Cojo la servilleta, me limpio la comisura de los labios y la dejo de nuevo al lado del plato, sin apartar un segundo la mirada de Lea.

—Como te dije en su día —comienzo a explicarle, apoyando los codos en la mesa—, no me valía cualquiera. No todas las mujeres eran susceptibles de ser… candidatas, como tú dices, a hacerles mi proposición.

—¿Y cómo tenían que ser? —le interesa saber de pronto.

Frunzo el ceño, extrañado. ¿A qué viene esto ahora, después de tanto tiempo?, me pregunto para mis adentros. ¿Qué es lo que le pasa?

—Desde luego, no como Susan —respondo de manera categórica.

—¿Es porque es rubia? ¿No te gustan las rubias? —sigue preguntándome—. ¿Y Sarah? Ella es morena…

—Me da igual si una es rubia y la otra es morena —me adelanto a decir—. Ninguna de las dos me ha gustado nunca y jamás se me ha pasado por la cabeza hacerles mi proposición. 

Lea se queda pensativa durante unos instantes, pero no está conforme. Sus rasgos suaves están teñidos del resplandor amarillo de las luces de neón que cae sobre su rostro.

—¿Cómo eran las mujeres a las que les hacías la proposición? ¿Eran como yo? —persiste obstinada.

—Ninguna era como tú —afirmo.

—Entonces…

—Ninguna tenía tus ojos ni tu pelo de color bronce —le corto con suavidad—, ninguna tenía tu naturalidad ni tu espontaneidad, ninguna tenía tu sonrisa, ni tenía el corazón que tienes tú, ninguna logró hacerme sonreír como lo lograste tú… —Hago una pausa. Lea suspira—. Vamos Lea, no puedes pararte a pensar en eso ahora —digo—. Es algo que queda muy lejos.
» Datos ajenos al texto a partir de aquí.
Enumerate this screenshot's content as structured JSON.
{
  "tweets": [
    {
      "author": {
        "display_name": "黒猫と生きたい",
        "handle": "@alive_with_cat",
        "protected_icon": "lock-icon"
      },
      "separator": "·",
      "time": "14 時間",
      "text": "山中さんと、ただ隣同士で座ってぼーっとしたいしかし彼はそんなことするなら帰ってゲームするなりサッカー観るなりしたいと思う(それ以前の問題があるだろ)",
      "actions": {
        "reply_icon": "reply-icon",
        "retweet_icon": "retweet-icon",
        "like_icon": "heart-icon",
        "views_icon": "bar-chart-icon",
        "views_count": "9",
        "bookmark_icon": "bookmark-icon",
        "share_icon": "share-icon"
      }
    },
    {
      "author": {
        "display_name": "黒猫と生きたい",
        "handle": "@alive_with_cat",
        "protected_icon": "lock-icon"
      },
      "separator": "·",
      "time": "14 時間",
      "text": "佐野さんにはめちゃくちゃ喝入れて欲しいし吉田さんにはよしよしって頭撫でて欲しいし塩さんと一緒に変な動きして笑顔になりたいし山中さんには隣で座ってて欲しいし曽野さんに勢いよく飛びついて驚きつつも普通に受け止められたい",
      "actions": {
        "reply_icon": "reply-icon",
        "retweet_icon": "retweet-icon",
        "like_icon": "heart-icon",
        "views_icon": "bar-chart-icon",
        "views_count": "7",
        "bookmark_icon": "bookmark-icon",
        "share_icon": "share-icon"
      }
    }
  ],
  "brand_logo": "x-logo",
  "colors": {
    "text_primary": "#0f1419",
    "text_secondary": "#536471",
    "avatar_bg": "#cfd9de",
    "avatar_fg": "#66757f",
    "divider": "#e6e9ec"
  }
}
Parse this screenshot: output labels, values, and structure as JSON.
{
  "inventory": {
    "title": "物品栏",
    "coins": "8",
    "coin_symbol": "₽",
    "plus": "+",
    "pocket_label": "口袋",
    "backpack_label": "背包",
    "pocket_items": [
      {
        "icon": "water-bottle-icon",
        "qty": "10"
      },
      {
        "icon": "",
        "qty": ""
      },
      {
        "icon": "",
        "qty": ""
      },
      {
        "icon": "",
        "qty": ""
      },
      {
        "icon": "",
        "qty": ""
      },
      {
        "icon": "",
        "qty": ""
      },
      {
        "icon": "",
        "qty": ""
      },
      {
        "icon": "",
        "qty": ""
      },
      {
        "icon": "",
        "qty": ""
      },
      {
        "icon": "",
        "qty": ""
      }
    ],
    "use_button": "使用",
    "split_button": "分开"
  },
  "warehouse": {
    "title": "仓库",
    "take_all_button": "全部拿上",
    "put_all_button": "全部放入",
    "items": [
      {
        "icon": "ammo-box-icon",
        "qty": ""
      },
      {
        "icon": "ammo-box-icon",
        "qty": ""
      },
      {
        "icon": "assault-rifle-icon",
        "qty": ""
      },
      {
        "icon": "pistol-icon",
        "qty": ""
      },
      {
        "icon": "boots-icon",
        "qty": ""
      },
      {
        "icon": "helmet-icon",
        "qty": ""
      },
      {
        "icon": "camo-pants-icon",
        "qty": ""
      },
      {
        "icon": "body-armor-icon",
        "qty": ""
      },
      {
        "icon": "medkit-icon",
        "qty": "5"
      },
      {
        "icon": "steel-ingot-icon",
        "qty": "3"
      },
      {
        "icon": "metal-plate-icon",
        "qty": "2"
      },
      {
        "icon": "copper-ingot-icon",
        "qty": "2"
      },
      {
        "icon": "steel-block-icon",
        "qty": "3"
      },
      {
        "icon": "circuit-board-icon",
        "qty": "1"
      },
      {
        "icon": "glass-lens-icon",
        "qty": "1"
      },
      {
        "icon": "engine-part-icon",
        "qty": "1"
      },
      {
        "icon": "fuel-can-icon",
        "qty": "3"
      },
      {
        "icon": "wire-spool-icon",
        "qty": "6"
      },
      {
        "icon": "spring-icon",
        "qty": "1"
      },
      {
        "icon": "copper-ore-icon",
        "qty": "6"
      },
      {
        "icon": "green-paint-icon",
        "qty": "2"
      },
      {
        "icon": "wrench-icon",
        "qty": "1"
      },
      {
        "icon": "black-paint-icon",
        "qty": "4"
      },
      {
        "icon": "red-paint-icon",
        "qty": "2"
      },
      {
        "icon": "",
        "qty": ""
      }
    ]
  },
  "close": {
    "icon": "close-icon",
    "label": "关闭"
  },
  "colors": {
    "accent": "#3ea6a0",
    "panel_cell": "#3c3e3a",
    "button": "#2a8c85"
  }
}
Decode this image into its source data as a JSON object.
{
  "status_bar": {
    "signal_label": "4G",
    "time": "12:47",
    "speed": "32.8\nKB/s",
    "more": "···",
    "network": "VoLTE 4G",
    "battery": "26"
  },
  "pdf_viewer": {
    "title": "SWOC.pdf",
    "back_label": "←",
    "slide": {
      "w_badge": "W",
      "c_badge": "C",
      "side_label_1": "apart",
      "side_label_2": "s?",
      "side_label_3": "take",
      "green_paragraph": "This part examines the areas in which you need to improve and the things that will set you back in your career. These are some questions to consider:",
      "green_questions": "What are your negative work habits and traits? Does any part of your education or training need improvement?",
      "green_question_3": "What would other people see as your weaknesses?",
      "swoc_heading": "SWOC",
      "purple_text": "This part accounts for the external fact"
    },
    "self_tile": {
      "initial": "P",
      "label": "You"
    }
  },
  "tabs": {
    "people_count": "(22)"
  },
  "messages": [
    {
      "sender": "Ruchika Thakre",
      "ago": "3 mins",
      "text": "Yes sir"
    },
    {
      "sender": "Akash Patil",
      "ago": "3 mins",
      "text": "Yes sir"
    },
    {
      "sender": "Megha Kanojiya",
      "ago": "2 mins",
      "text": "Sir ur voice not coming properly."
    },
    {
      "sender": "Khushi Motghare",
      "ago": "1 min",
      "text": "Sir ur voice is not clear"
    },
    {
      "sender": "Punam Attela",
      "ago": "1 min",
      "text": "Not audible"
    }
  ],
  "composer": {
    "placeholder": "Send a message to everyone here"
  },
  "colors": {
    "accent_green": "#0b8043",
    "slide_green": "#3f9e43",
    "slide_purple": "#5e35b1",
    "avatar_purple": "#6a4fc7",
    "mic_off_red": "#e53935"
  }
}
—Sí, pero es algo que ha formado parte de tu vida —opina cabezota.

—Claro, como tantas otras cosas —apunto—. ¿Y qué? ¿Crees que ahora se me ocurriría proponerle algo semejante a una mujer? ¿Sea rubia, morena o pelirroja?

—No, por supuesto que no… —se adelanta a negar. La miro fijamente y alzo las cejas en un gesto conclusivo—. ¡Joder! ¡Joder! ¡Joder! Lo único que hago hoy es discutir por gilipolleces —se lamenta.

Resopla y se pasa la mano por la frente.

—Eh, todo el mundo tiene un mal día —la animo con una sonrisa.

Cojo su mano, me la llevo a los labios y la beso con suavidad.

—Tienes razón, pero casualmente es mi cumpleaños —subraya—. ¿No podía haberme dado por discutir por tonterías mañana? Está claro que no me han caído muy bien los veinticuatro…

—Te han caído estupendamente —digo—. No hay más que verte. —Lea hace una mueca con la boca y después sonríe—. Vamos a pedir una botella de champán, que todavía tenemos mucho que celebrar —sugiero, dejando atrás el tema—. La noche no ha hecho más que empezar.